The xanthophyll cycle involves the enzymatic removal of epoxy groups from xanthophylls (e.g. violaxanthin, antheraxanthin, diadinoxanthin) to create so-called de-epoxidised xanthophylls (e.g. diatoxanthin, zeaxanthin). These enzymatic cycles were found to play a key role in stimulating energy dissipation within light-harvesting antenna proteins by non-photochemical quenching- a mechanism to reduce the amount of energy that reaches the photosynthetic reaction centers. Non-photochemical quenching is one of the main ways of protecting against photoinhibition.[3] In higher plants there are three carotenoid pigments that are active in the xanthophyll cycle: violaxanthin, antheraxanthin and zeaxanthin. During light stress violaxanthin is converted to zeaxanthin via the intermediate antheraxanthin, which plays a direct photoprotective role acting as a lipid-protective anti-oxidant and by stimulating non-photochemical quenching within light-harvesting proteins. This conversion of violaxanthin to zeaxanthin is done by the enzyme violaxanthin de-epoxidase, while the reverse reaction is performed by zeaxanthin epoxidase[4]

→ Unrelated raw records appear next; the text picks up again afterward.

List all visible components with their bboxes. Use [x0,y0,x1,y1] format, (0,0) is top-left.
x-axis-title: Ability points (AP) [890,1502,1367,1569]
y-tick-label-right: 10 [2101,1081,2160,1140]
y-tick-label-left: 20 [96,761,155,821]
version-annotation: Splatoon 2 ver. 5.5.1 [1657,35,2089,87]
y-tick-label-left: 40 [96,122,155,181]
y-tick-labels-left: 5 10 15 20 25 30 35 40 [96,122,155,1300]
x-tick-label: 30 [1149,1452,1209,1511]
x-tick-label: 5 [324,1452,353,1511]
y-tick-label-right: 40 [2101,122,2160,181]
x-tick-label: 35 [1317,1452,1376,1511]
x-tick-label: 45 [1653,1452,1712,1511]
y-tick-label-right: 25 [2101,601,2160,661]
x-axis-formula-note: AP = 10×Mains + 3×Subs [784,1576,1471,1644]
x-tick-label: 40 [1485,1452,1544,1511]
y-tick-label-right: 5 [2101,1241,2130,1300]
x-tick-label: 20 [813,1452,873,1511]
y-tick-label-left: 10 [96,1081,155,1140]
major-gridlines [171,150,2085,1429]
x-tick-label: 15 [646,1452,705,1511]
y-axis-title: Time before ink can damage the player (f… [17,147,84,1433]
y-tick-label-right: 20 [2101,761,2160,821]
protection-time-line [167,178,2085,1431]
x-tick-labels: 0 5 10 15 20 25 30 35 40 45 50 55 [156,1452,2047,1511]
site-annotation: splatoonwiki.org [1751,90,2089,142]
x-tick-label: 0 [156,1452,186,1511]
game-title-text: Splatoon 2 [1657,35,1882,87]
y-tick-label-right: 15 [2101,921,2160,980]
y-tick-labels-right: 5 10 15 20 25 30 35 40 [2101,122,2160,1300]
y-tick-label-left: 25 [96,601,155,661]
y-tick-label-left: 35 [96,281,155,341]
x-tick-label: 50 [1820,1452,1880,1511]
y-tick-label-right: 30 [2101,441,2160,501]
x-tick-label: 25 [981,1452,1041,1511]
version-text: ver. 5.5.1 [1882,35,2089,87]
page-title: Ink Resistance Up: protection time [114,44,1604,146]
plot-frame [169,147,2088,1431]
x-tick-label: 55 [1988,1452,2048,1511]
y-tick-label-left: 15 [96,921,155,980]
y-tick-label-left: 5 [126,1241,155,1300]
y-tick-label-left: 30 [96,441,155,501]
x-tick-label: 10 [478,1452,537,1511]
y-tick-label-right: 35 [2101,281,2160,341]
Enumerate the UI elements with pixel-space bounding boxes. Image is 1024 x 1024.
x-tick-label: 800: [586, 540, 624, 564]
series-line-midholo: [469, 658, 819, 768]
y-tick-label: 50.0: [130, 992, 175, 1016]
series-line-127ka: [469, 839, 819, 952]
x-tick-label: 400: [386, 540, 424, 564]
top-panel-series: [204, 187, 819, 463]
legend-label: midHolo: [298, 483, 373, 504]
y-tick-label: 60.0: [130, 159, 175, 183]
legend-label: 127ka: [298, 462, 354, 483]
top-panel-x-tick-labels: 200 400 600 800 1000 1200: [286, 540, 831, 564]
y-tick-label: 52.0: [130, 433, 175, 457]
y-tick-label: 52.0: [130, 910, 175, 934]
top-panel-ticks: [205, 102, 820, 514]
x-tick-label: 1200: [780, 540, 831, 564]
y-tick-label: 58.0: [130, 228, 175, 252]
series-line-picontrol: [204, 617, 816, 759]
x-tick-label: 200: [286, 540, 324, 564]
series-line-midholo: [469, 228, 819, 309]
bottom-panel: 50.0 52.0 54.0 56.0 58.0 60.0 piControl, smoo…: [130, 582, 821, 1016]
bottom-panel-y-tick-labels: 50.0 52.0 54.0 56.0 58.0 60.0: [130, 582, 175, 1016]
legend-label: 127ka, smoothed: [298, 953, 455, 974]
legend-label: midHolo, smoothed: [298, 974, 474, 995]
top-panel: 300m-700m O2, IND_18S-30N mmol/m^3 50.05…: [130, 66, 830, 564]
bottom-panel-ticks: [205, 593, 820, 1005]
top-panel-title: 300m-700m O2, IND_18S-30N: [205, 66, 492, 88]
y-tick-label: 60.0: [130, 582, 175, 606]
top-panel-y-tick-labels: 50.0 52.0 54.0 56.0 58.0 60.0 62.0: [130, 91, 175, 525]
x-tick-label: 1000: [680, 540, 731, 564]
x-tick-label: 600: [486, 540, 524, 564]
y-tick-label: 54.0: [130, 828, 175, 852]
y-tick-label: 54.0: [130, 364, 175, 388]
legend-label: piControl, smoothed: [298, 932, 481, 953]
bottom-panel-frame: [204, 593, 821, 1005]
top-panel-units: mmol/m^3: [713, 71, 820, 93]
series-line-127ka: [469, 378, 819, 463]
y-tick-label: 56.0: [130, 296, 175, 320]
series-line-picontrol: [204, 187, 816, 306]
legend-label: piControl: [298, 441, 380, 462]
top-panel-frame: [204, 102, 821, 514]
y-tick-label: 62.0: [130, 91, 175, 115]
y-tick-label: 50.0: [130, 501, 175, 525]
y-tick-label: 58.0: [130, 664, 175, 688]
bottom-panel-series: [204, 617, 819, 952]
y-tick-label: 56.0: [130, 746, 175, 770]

In diatoms and dinoflagellates the xanthophyll cycle consists of the pigment diadinoxanthin, which is transformed into diatoxanthin (diatoms) or dinoxanthin (dinoflagellates), at high light.[5]

Wright et al. (Feb 2011) found that, "The increase in zeaxanthin appears to surpass the decrease in violaxanthin in spinach" and commented that the discrepancy could be explained by "a synthesis of zeaxanthin from beta-carotene", however they noted further study is required to explore this hypothesis.[6]

References[edit]

  1. ^ ξανθός. Liddell, Henry George; Scott, Robert; A Greek–English Lexicon at the Perseus Project
  2. ^ φύλλον. Liddell, Henry George; Scott, Robert; A Greek–English Lexicon at the Perseus Project
  3. ^ Falkowski, P. G. & J. A. Raven, 1997, Aquatic photosynthesis. Blackwell Science, 375 pp
  4. ^ Taiz, Lincoln and Eduardo Zeiger. 2006. Plant Physiology. Sunderland, MA: Sinauer Associates, Inc. Publishers, Fourth edition, 764 pp
  5. ^ Jeffrey, S. W. & M. Vesk, 1997. Introduction to marine phytoplankton and their pigment signatures. In Jeffrey, S. W., R. F. C. Mantoura & S. W. Wright (eds.), Phytoplankton pigments in oceanography, pp 37-84. – UNESCO Publishing, Paris.
  6. ^ Wright et al. "The interrelationship between the lower oxygen limit, chlorophyll fluorescence and the xanthophyll cycle in plants".